French 'flower power' photographer dies

01 Sep, 2016

One of France's most famous photojournalists, Marc Riboud, whose 1967 snap of a protester confronting US soldiers with a flower captured the movement against the Vietnam war, has died aged 93. Riboud, equally famed for a 1953 picture of a workman painting the Eiffel Tower high above the Paris skyline, passed away Tuesday after a long illness, a family member told AFP.
The subject of the "flower power" shot, Jan Rose Kasmir, said on Facebook she had lost touch with Riboud after he began suffering from dementia around six years ago, but could "still hear his wonderful resonant voice". "What a special gift this world has lost," she wrote. "I am so saddened, but KNOW he will greet me on the other side." Kasmir, who was 17 when the iconic photo was taken, added: "I will carry on my work for peace in his name."

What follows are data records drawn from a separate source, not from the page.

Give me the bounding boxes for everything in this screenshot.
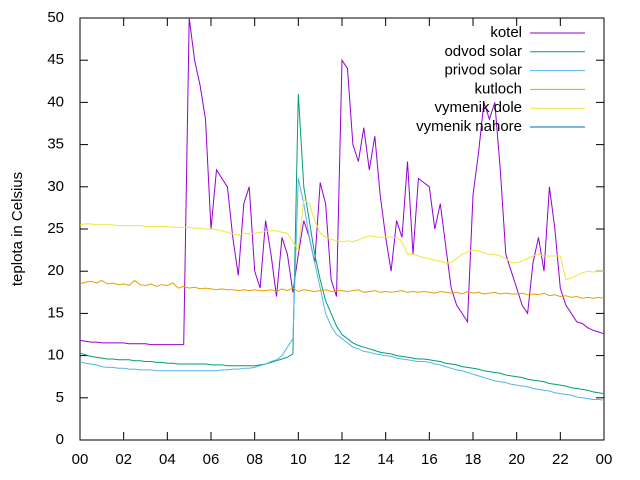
legend-label: kutloch — [474, 80, 522, 97]
y-tick-label: 15 — [47, 304, 64, 321]
y-tick-label: 10 — [47, 347, 64, 364]
x-tick-label: 14 — [377, 451, 394, 468]
x-tick-label: 16 — [421, 451, 438, 468]
x-tick-label: 22 — [552, 451, 569, 468]
legend-label: vymenik dole — [434, 99, 522, 116]
x-tick-label: 00 — [72, 451, 89, 468]
x-tick-label: 08 — [246, 451, 263, 468]
x-tick-label: 06 — [203, 451, 220, 468]
x-tick-label: 04 — [159, 451, 176, 468]
y-tick-label: 35 — [47, 136, 64, 153]
legend-label: vymenik nahore — [416, 118, 522, 135]
y-tick-label: 30 — [47, 178, 64, 195]
y-tick-label: 20 — [47, 262, 64, 279]
x-tick-label: 20 — [508, 451, 525, 468]
x-tick-label: 00 — [596, 451, 613, 468]
x-tick-label: 02 — [115, 451, 132, 468]
y-tick-label: 5 — [56, 389, 64, 406]
y-tick-label: 50 — [47, 9, 64, 26]
series-line — [79, 198, 604, 281]
legend-label: privod solar — [444, 62, 522, 79]
y-tick-label: 0 — [56, 431, 64, 448]
y-tick-label: 25 — [47, 220, 64, 237]
x-tick-label: 10 — [290, 451, 307, 468]
series-line — [79, 279, 605, 299]
y-tick-label: 40 — [47, 93, 64, 110]
series-line — [79, 178, 605, 401]
legend-label: kotel — [490, 24, 522, 41]
x-tick-label: 18 — [465, 451, 482, 468]
legend-label: odvod solar — [444, 43, 522, 60]
series-line — [79, 17, 605, 346]
x-tick-label: 12 — [334, 451, 351, 468]
series-line — [79, 93, 605, 395]
y-tick-label: 45 — [47, 51, 64, 68]
y-axis-label: teplota in Celsius — [9, 172, 26, 286]
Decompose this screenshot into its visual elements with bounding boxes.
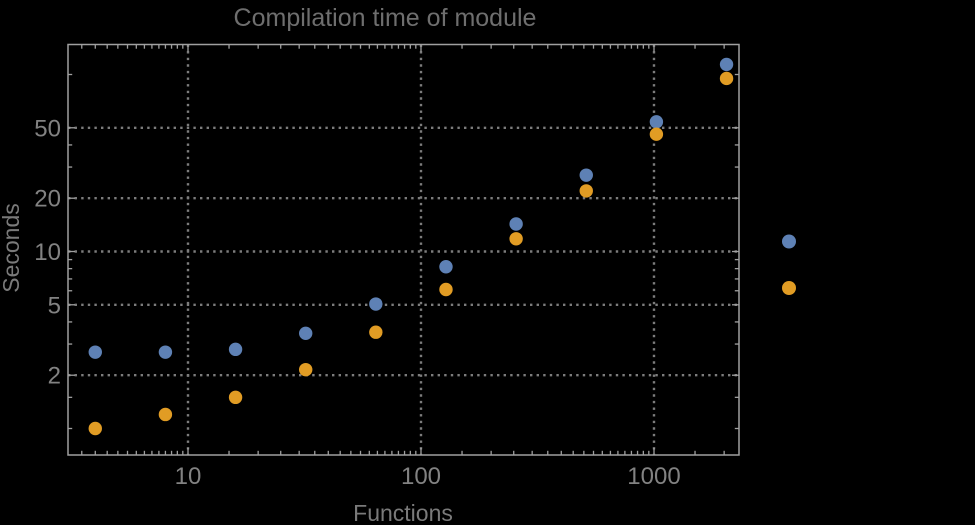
x-tick-label: 1000 xyxy=(627,463,680,490)
data-point xyxy=(509,217,523,231)
data-point xyxy=(88,345,102,359)
data-point xyxy=(719,57,734,72)
data-point xyxy=(158,407,173,422)
y-tick-label: 10 xyxy=(34,239,61,266)
chart-title: Compilation time of module xyxy=(234,4,537,32)
x-axis-label: Functions xyxy=(353,500,453,525)
y-tick-label: 20 xyxy=(34,186,61,213)
data-point xyxy=(88,421,102,436)
data-points xyxy=(88,57,734,436)
data-point xyxy=(369,297,383,311)
data-point xyxy=(298,326,313,341)
data-point xyxy=(579,184,593,198)
legend-marker-series-2 xyxy=(782,281,796,295)
data-point xyxy=(228,342,243,357)
x-tick-label: 100 xyxy=(401,463,441,490)
y-axis-label: Seconds xyxy=(0,203,24,293)
y-tick-label: 50 xyxy=(34,115,61,142)
legend xyxy=(782,234,796,295)
data-point xyxy=(228,390,243,405)
data-point xyxy=(298,362,313,377)
plot-frame xyxy=(67,43,740,456)
data-point xyxy=(649,127,664,141)
y-tick-label: 2 xyxy=(48,363,61,390)
data-point xyxy=(579,168,593,182)
gridlines xyxy=(68,44,739,455)
data-point xyxy=(509,232,523,246)
tick-labels: 10 100 1000 2 5 10 20 50 xyxy=(34,115,680,490)
y-tick-label: 5 xyxy=(48,292,61,319)
legend-marker-series-1 xyxy=(782,234,796,249)
data-point xyxy=(439,260,453,274)
data-point xyxy=(719,71,734,86)
data-point xyxy=(369,325,383,339)
data-point xyxy=(439,282,453,297)
x-tick-label: 10 xyxy=(175,463,202,490)
data-point xyxy=(649,115,664,129)
axis-ticks xyxy=(68,44,739,455)
data-point xyxy=(158,345,173,359)
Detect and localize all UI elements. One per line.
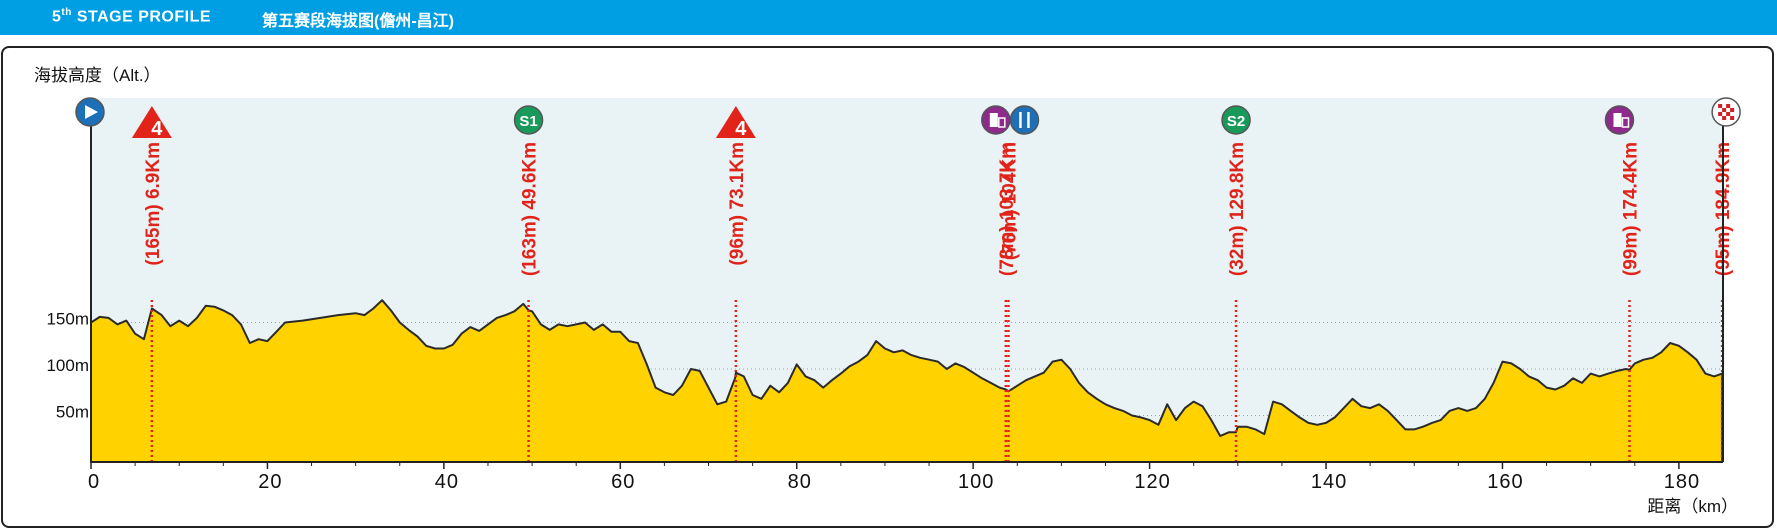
checker-square	[1722, 108, 1727, 112]
header-bar: 5th STAGE PROFILE 第五赛段海拔图(儋州-昌江)	[0, 0, 1777, 35]
sprint-label: S2	[1227, 113, 1245, 130]
climb-category-4-icon	[715, 106, 756, 138]
x-tick-label: 140	[1311, 471, 1347, 493]
x-tick-label: 180	[1664, 471, 1700, 493]
marker-label: (99m) 174.4Km	[1620, 142, 1641, 276]
marker-label: (32m) 129.8Km	[1227, 142, 1248, 276]
x-tick-label: 160	[1487, 471, 1523, 493]
cup-shape	[998, 117, 1006, 128]
chart-frame	[1, 46, 1774, 528]
sprint-label: S1	[519, 113, 537, 130]
bottle-shape	[1613, 113, 1622, 127]
marker-label: (163m) 49.6Km	[520, 142, 541, 276]
axis-ticks: 50m 100m 150m 0 20 40 60 80 100 120 140 160 180	[46, 310, 1700, 494]
checker-square	[1730, 108, 1735, 112]
marker-label: (165m) 6.9Km	[143, 142, 164, 266]
y-tick-label: 50m	[56, 403, 89, 422]
marker-label: (78m) 103.7Km	[997, 142, 1018, 276]
climb-category-label: 4	[735, 118, 747, 140]
y-tick-label: 100m	[46, 356, 89, 375]
restaurant-icon	[1009, 105, 1040, 135]
bottle-shape	[989, 113, 998, 127]
stage-title-zh: 第五赛段海拔图(儋州-昌江)	[262, 13, 454, 30]
axes	[90, 112, 1724, 463]
marker-icons: 4 S1 4 S2	[75, 97, 1741, 140]
y-axis-label: 海拔高度（Alt.）	[34, 66, 161, 85]
cup-shape	[1621, 117, 1630, 128]
climb-category-label: 4	[151, 118, 163, 140]
x-tick-label: 80	[788, 471, 812, 493]
x-tick-label: 40	[435, 471, 459, 493]
x-tick-label: 120	[1134, 471, 1170, 493]
elevation-area	[90, 299, 1724, 463]
x-axis-label: 距离（km）	[1647, 497, 1738, 516]
marker-label: (76m) 104Km	[999, 142, 1020, 260]
checker-square	[1726, 112, 1731, 116]
checker-square	[1722, 116, 1727, 120]
climb-category-4-icon	[131, 106, 172, 138]
marker-label: (96m) 73.1Km	[727, 142, 748, 266]
marker-lines: (165m) 6.9Km (163m) 49.6Km (96m) 73.1Km (78…	[143, 142, 1734, 462]
y-tick-label: 150m	[46, 310, 89, 329]
checker-square	[1726, 104, 1731, 108]
x-tick-label: 100	[958, 471, 994, 493]
checker-square	[1730, 116, 1735, 120]
sprint-2-icon	[1221, 105, 1251, 135]
x-tick-label: 20	[258, 471, 282, 493]
start-arrow-shape	[85, 105, 98, 119]
x-tick-label: 60	[611, 471, 635, 493]
checker-square	[1718, 112, 1723, 116]
x-tick-label: 0	[88, 471, 100, 493]
sprint-1-icon	[513, 105, 544, 135]
checker-square	[1718, 104, 1723, 108]
stage-label: 5th STAGE PROFILE	[52, 7, 212, 26]
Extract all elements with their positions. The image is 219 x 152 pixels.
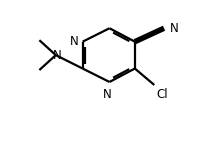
- Text: N: N: [170, 22, 179, 35]
- Text: N: N: [103, 88, 112, 101]
- Text: N: N: [53, 49, 62, 62]
- Text: N: N: [69, 35, 78, 48]
- Text: Cl: Cl: [157, 88, 168, 101]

A master of black-and-white imagery, Riboud joined the prestigious Magnum agency at the invitation of its founders, photography greats Henri-Cartier Bresson and Robert Capa. Riboud, whose shots appeared in top magazines such as Look, Life, Stern and Paris Match, was among the handful of photographers who managed to enter North Vietnam in the late 1960s. In 1957 he had been among the first Europeans to travel in Communist China.